Les « trappes à tickets » se multiplient à Montréal pour attraper des cyclistes qui commettent des infractions - le plus souvent mineures et sans conséquences - au Code de la sécurité routière. Si quelques-uns sont délinquants ou téméraires, il reste qu’une grande part des comportements qu’on pénalise (alors qu’on pourrait sensibiliser, donner un avertissement) sont dus à des aménagements inexistants ou mal conçus, qui nuisent à la sécurité des cyclistes, en premier lieu, et empêchent un plus juste partage de la rue d’exister entre tous ses utilisateurs.

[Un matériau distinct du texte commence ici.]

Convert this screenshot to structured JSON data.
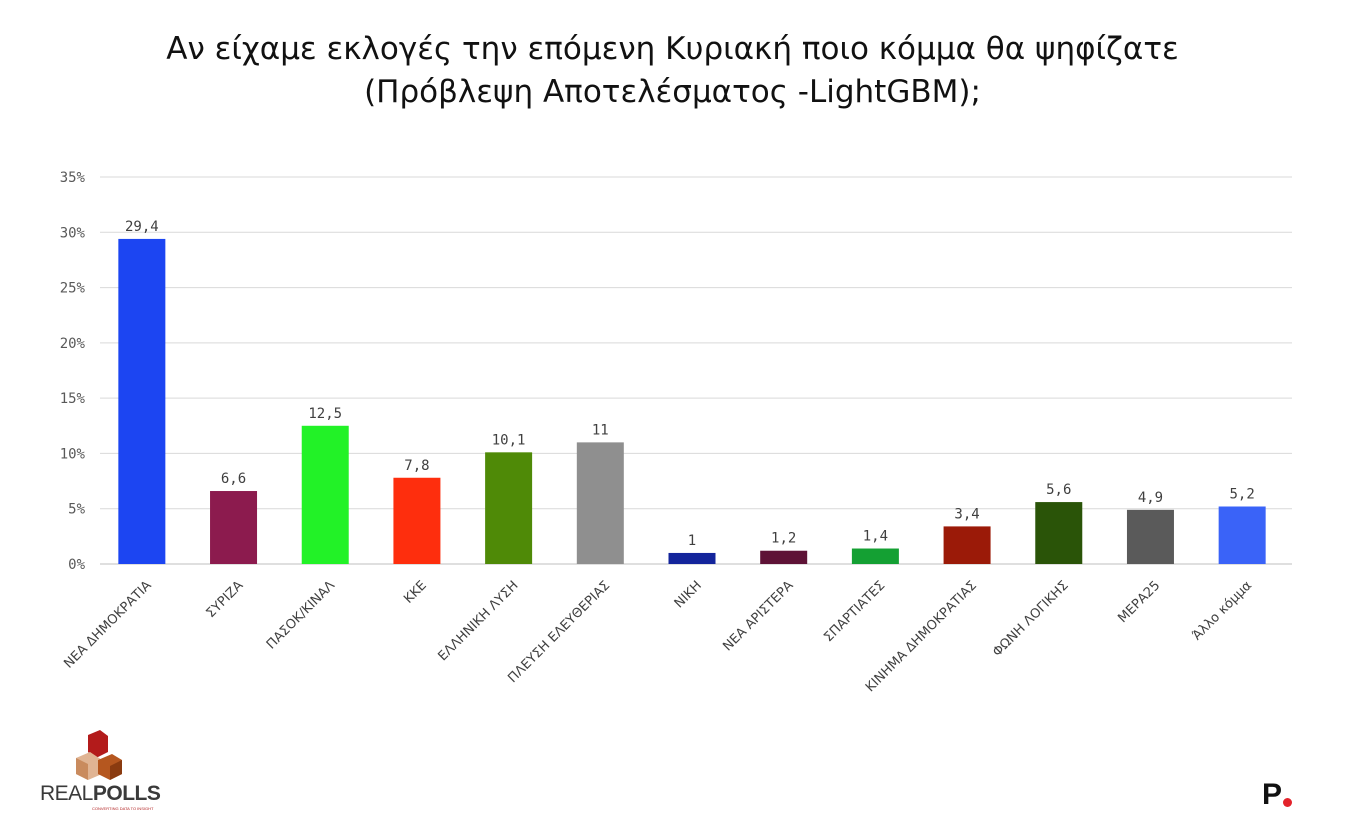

Maintenant, quand verrons-nous donc des opérations policières pour pincer les automobilistes qui ouvrent leur portière inopinément, sans regarder si la voie est libre ? Avez-vous déjà vu un seul policier donner une amende pour cette infraction ? C’est pourtant l’une des principales causes d’accident entre cyclistes et automobilistes. Guetter les portières est une préoccupation et une source de stress constantes chez les cyclistes, car une seule qui s’ouvre peut leur causer des blessures importantes, voire les tuer.


Or, parce qu’ils n’impliquent pas une automobile en mouvement, ces accidents ne sont pas répertoriés adéquatement, ni même rapportés par le SPVM le plus souvent. L’automobiliste fautif risque une grosse amende d’une cinquantaine de dollars et aucun point d’inaptitude.


Pendant ce temps, la cycliste civilisée et courtoise que je suis (oui, oui) ose souvent tourner à droite à un feu rouge, sans pourtant causer le moindre danger ou irritant pour quiconque. Je risque une amende de 30-50 dollars et trois points d’inaptitude. Je suis un danger public. Et je m’en vais faire du vélo sous des cieux plus cléments aux Pays-Bas, là où le XXIe siècle a commencé depuis longtemps, là où on a compris que les transports écologiques et actifs doivent être vraiment valorisés, et la sacro-sainte domination de la voiture, cesser.